Elias clapped a hand over his mouth to keep from yelping. "Right. Just… bells. Bells at three-oh-three. That's totally normal. People love bells."

But he couldn't help himself — he shuffled to the window, crouching low as though someone might see him. The streets below were swallowed by fog. Not the ordinary mist rolling in from the sea — this was thick, suffocating, coiling like smoke around the lampposts.

Something moved inside it.

A cloaked figure walked with deliberate steps, every footfall leaving a faint black stain on the cobblestones.

Elias's stomach dropped. He ducked lower behind the sill. "What is that? No, seriously, what is that? Monk? Serial killer? Ghost with a fashion sense?" His whisper quavered, but the joke steadied him — a flimsy shield against panic.

Then a sharp pain cut through his wrist.

"Ah!" He clutched his arm, shoving back his sleeve. A faint, jagged mark glowed beneath his skin, pulsing in time with his racing heartbeat.

His breathing went shallow. "Oh, fantastic. Just what I needed — random body tattoos that I don't remember getting. Definitely not ominous."

The cloaked figure stopped. Its hood turned toward his house, toward him.
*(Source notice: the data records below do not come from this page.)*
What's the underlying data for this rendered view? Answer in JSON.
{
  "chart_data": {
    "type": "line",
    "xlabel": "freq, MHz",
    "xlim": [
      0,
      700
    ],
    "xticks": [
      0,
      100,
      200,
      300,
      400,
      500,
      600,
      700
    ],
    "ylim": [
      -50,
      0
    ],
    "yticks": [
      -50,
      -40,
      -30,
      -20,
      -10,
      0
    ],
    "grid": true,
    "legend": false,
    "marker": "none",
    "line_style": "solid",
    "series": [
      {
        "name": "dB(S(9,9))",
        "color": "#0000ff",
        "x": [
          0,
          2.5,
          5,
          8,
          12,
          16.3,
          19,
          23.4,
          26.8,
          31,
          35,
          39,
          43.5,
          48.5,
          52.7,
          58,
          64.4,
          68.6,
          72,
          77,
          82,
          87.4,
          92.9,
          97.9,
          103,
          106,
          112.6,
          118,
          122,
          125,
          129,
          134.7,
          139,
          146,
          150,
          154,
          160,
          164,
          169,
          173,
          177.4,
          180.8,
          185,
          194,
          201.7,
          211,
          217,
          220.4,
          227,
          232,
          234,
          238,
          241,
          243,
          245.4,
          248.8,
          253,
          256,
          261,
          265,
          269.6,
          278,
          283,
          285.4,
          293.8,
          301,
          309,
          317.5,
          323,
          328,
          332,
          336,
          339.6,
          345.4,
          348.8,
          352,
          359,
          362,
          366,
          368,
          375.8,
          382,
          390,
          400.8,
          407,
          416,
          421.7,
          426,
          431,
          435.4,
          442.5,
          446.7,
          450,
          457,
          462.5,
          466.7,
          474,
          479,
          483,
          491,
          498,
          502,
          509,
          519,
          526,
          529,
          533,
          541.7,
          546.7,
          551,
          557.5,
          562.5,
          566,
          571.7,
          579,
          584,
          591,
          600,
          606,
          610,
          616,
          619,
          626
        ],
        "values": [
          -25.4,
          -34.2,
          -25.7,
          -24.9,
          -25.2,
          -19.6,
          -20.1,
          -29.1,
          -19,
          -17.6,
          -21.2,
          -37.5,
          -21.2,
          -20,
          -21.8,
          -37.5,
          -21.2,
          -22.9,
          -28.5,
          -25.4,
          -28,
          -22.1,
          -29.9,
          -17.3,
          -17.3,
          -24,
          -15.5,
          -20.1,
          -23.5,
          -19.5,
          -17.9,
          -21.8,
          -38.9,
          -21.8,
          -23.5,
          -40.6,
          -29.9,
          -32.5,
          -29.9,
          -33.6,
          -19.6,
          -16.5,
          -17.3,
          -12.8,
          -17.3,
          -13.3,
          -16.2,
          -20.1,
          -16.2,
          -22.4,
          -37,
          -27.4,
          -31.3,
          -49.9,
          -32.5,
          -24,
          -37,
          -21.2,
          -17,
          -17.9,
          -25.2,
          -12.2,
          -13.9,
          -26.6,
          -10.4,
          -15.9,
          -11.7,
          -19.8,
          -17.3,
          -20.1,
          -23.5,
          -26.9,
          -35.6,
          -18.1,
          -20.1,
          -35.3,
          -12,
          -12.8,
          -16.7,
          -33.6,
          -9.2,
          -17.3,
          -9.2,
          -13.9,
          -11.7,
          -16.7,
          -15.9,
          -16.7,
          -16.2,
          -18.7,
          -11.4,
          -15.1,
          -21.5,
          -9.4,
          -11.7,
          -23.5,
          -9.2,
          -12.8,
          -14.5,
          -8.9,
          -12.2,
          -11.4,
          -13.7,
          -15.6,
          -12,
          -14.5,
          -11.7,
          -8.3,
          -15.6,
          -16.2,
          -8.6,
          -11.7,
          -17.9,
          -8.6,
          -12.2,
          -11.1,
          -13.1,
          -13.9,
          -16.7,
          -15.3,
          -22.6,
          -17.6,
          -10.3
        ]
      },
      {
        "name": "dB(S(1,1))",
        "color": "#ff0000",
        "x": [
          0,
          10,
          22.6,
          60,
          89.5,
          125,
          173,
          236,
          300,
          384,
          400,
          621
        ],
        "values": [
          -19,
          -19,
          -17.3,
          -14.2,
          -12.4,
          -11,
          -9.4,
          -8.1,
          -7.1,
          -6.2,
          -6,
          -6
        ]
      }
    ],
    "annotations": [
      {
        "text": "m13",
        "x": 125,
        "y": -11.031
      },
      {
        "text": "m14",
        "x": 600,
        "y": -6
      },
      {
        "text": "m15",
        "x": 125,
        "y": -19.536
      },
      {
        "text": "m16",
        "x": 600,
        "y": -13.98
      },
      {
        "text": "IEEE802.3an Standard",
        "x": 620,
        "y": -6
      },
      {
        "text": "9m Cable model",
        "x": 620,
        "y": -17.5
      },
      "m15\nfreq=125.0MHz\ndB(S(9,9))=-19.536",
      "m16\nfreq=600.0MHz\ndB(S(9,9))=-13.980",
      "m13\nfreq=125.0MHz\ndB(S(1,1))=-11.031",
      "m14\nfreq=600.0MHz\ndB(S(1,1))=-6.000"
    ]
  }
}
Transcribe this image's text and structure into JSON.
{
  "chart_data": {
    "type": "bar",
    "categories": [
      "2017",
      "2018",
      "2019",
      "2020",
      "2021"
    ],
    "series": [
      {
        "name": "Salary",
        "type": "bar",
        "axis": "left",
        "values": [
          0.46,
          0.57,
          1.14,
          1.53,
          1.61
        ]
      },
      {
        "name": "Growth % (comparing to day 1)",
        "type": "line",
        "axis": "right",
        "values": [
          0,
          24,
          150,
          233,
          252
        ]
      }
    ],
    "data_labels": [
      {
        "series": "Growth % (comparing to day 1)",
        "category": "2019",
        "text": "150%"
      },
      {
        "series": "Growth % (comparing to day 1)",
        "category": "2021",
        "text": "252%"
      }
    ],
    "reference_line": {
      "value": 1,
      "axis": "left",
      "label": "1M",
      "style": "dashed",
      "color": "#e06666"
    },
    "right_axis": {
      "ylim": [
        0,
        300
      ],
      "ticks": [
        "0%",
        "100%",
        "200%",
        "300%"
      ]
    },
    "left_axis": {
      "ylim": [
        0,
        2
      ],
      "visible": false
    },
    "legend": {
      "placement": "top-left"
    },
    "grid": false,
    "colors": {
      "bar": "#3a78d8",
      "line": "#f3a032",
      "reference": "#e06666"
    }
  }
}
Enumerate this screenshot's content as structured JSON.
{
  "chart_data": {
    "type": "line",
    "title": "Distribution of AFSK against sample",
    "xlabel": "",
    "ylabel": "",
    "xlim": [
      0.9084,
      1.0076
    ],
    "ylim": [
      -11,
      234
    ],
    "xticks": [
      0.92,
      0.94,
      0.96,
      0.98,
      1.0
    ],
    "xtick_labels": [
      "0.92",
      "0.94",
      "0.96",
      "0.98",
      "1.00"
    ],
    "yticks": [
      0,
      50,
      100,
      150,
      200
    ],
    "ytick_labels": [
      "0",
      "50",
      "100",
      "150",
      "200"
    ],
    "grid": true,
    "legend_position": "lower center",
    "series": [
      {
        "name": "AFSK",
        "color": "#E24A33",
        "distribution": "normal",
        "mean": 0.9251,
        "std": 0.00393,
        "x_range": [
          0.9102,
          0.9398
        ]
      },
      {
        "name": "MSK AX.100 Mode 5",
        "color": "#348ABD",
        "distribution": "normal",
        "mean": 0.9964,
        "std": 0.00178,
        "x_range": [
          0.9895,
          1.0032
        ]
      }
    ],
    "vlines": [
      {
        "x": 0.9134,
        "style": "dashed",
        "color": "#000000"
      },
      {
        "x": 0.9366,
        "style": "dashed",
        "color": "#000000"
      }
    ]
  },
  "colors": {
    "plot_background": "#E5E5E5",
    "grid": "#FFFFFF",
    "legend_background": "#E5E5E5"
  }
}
Elias froze. His mouth went dry, his skin clammy. He sank lower against the wall beside the window. "It saw me. Oh god, it saw me. What am I supposed to do? Play dead? I'm already sitting — does that count?"

But then — footsteps.

Light, quick, cutting through the fog.

A girl stepped into view. About his age. Dark hair spilling from her hooded coat. Her stride confident in a way his had never been. She glanced up — directly at his window.

Elias blinked. His fear faltered, confusion cutting through it. Her eyes locked onto his, sharp and steady, and in them he saw something that terrified him more than the cloaked figure.

Recognition.

She mouthed a single word, clear even through the frozen silence.

"Finally."

Elias's mark burned, searing his wrist. He yelped and scrambled backward, tripping over his chair. "Finally? What do you mean finally? I don't even know you!"

The cloaked figure turned its hood toward her. She didn't hesitate. She stepped forward, placing herself between it and Elias's house, her shoulders squared like a soldier before a firing line.

Elias clutched his wrist, breath ragged, pressing his back against the wall. "Nope. Nope. I don't like any of this. This is nightmare material. I'm a coward, not a hero. Somebody else deal with it."

But deep inside, beneath the panic and denial, he felt it — the same pull that burned in his wrist, a thread drawing him to the girl in the fog.

He didn't know her name. He didn't know what was happening.

But some part of him whispered: he wasn't supposed to.